Content#1

2021, Palazzo Odescalchi

Testo critico di Davide Silvioli
9 dicembre 2021 – 9 gennaio 2022 | Struttura, Palazzo Odescalchi, Roma

Content #1_Su una certa idea di immagini_p.I
Federica Di Pietrantonio, Alessandro Calizza.

“Resta da sapere chi sia autorizzato a mostrarsi ma soprattutto a mostrare, montare, a immaginare, a interpretare e a sfruttare le immagini”
J.Derrida, B.Stiegler, Ecografie della televisione, 1996.

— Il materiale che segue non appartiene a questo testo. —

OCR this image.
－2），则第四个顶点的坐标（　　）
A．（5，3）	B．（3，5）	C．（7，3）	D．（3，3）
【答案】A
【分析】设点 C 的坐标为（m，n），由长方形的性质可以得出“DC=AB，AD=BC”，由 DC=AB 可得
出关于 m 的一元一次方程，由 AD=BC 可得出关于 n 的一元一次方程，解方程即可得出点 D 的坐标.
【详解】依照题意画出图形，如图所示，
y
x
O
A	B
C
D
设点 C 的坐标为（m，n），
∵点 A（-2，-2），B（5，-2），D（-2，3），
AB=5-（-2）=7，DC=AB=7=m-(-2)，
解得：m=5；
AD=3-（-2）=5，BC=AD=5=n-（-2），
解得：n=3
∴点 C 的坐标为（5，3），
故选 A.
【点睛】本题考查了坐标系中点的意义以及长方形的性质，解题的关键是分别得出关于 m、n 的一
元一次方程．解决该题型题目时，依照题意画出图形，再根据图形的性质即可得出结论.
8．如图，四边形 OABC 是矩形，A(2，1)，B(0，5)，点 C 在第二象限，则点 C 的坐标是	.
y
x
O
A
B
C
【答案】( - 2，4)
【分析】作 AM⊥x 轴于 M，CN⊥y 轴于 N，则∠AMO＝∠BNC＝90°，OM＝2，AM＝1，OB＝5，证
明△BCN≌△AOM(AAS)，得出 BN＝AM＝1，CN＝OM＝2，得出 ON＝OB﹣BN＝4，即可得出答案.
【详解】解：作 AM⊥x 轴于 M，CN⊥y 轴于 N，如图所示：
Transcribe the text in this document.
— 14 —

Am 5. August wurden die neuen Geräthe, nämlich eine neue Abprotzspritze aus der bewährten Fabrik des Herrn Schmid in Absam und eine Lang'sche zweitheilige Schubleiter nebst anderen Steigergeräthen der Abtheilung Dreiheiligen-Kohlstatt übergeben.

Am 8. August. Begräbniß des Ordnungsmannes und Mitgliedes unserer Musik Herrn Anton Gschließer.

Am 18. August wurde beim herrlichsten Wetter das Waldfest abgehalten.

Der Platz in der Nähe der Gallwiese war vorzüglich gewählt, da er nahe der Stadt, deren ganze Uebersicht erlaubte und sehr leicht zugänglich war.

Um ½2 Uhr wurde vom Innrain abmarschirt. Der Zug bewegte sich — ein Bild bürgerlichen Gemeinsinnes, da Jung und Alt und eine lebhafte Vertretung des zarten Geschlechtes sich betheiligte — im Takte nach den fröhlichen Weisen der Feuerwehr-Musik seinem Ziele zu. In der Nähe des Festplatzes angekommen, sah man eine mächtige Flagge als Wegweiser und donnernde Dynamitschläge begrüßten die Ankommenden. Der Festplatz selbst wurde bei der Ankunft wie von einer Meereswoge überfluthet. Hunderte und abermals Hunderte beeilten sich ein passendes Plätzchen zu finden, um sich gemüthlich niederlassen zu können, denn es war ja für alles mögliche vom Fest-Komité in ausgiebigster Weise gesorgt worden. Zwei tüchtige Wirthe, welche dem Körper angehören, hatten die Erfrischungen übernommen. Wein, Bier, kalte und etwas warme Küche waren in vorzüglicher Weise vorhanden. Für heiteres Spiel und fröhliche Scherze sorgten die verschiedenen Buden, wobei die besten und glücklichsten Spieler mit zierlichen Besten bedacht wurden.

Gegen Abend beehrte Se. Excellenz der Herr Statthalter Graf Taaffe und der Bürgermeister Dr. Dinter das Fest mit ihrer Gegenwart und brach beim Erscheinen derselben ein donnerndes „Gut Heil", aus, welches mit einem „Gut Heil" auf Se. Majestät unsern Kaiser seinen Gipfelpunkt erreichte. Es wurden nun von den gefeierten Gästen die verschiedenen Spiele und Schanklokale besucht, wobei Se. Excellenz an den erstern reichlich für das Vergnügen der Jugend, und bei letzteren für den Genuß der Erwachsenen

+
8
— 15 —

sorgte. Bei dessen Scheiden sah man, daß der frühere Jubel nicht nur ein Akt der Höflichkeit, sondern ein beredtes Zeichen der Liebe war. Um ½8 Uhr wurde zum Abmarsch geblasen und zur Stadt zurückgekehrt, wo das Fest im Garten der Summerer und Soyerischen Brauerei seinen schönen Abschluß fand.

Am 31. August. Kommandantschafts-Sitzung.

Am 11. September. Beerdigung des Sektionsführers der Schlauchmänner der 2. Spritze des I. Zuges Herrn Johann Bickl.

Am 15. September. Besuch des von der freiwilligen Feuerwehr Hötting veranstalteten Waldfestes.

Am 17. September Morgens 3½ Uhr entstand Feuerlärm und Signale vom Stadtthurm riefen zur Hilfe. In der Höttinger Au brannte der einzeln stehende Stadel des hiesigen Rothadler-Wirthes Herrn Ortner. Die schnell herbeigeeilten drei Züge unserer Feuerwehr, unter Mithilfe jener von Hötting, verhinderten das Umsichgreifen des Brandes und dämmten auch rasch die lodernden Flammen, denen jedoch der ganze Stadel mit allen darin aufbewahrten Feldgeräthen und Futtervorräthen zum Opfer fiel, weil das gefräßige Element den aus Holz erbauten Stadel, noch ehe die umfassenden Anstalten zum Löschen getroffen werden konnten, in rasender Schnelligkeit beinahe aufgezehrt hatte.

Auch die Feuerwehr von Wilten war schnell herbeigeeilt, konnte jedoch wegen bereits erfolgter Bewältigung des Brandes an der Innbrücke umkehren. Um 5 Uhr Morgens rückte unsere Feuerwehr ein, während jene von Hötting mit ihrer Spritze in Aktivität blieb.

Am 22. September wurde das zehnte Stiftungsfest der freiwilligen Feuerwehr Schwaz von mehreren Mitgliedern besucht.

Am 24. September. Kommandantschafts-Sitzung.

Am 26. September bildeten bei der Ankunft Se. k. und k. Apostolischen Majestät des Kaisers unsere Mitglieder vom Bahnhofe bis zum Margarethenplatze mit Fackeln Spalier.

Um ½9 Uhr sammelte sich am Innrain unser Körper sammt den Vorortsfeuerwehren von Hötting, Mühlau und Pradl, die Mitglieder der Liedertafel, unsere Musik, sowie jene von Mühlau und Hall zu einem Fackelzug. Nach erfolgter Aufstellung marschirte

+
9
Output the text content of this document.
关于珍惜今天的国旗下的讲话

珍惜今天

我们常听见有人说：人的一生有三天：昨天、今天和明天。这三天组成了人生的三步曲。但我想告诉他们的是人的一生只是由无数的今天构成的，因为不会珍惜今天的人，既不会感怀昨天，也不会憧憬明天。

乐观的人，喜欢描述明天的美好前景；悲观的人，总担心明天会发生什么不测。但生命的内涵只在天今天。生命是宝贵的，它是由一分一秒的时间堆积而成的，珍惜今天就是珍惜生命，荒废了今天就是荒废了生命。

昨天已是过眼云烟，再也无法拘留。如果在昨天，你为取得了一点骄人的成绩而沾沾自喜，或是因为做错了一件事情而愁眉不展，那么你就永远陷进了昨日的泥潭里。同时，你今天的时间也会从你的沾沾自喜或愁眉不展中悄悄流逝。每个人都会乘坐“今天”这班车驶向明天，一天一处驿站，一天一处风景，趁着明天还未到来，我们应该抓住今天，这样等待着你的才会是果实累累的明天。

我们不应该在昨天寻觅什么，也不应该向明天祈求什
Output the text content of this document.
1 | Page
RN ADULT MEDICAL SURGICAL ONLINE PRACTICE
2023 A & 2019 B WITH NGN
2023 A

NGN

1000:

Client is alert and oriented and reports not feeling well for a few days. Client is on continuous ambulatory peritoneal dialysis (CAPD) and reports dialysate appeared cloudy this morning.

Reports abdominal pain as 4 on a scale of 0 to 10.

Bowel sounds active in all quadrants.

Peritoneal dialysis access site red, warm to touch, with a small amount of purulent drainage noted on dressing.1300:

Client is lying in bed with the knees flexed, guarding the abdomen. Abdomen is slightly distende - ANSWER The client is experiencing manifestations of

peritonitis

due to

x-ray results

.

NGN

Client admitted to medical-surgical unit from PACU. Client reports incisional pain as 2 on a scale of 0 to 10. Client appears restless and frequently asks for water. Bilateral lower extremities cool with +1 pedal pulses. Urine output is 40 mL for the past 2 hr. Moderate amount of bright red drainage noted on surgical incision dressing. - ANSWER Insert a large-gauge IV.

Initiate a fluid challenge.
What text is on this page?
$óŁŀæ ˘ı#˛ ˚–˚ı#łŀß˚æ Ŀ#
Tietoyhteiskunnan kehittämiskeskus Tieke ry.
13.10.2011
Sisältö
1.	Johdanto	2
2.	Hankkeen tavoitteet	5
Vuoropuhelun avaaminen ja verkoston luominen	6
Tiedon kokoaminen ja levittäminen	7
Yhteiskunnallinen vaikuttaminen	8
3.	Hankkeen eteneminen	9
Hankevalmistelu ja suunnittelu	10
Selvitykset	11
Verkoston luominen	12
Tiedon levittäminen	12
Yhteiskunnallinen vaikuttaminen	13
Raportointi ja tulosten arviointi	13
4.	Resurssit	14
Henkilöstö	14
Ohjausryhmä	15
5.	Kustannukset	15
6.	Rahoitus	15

CONTENT verifica l’entità che sta assumendo il “contenuto” in una cultura visiva in metamorfosi, ovvero la proporzione che regola medium ed espressione, sperimentando l’obsolescenza dello spazio a tre dimensioni, le possibilità di conversione dei linguaggi, la relatività dei mezzi, la permeabilità dei codici. Il primo appuntamento di CONTENT, avvalendosi di lavori inediti di Federica di Pietrantonio ed Alessandro Calizza, al netto del loro approccio, individua i problemi estetici su cui insiste l’intero progetto, ponendo il fondamento per la progressione delle due fasi successive.

Che sia di matrice oggettiva o soggettiva, l’odierna civiltà ipermediatica sta acuendo la distanza fra la realtà e la sua rappresentazione, poiché i prodotti della sofisticazione tecnologica si vanno frapponendo con capillarità crescente tra il soggetto e la sua interpretazione del mondo, al punto di determinare i modi. Diversamente, è plausibile che la contemporaneità, come effetto collaterale della corrente ipertrofia digitale, stia generando le strutture elementari per ampliare il suo dominio di pertinenza, implicando una revisione del concetto stesso di “realtà”. è appurato, dell’immagine, che, conseguentemente al passaggio da codice (statico) a software (dinamico), è divenuta il vettore del senso estetico dell’attuale società ad alto consumo visivo. Su tali premesse, l’estetica delle opere di CONTENT #1 si fa carico dello scarto tra atomo e pixel, della corruzione della tecnica, del divenire del refreh time del monitor, dell’esistenza svolta da remoto, dell’ambiente intimo quale luogo multimediale, dell’empatia con le interfacce virtuali.

I lavori di Federica Di Pietrantonio avvertono l’influenza dell’universo del gaming. Oggigiorno, le modalità e le soluzioni videoludiche sono sempre più immersive, fino a replicare la quotidianità, in prima persona. Pertanto, a fronte di una oggettività e di una soggettività intensamente diluite nel virtuale, al punto di liquefarsi, l’artista ricerca punti di contaminazione fra l’esperienza della realtà e la percezione della sua simulazione. Nei lavori in mostra, basati sul videogioco The Sims, l’oscillazione da una dimensione all’altra avviene sia tramite la bidimensionalità della pittura che attraverso la tridimensionalità della scultura, concepita come installazione in raccordo con un video.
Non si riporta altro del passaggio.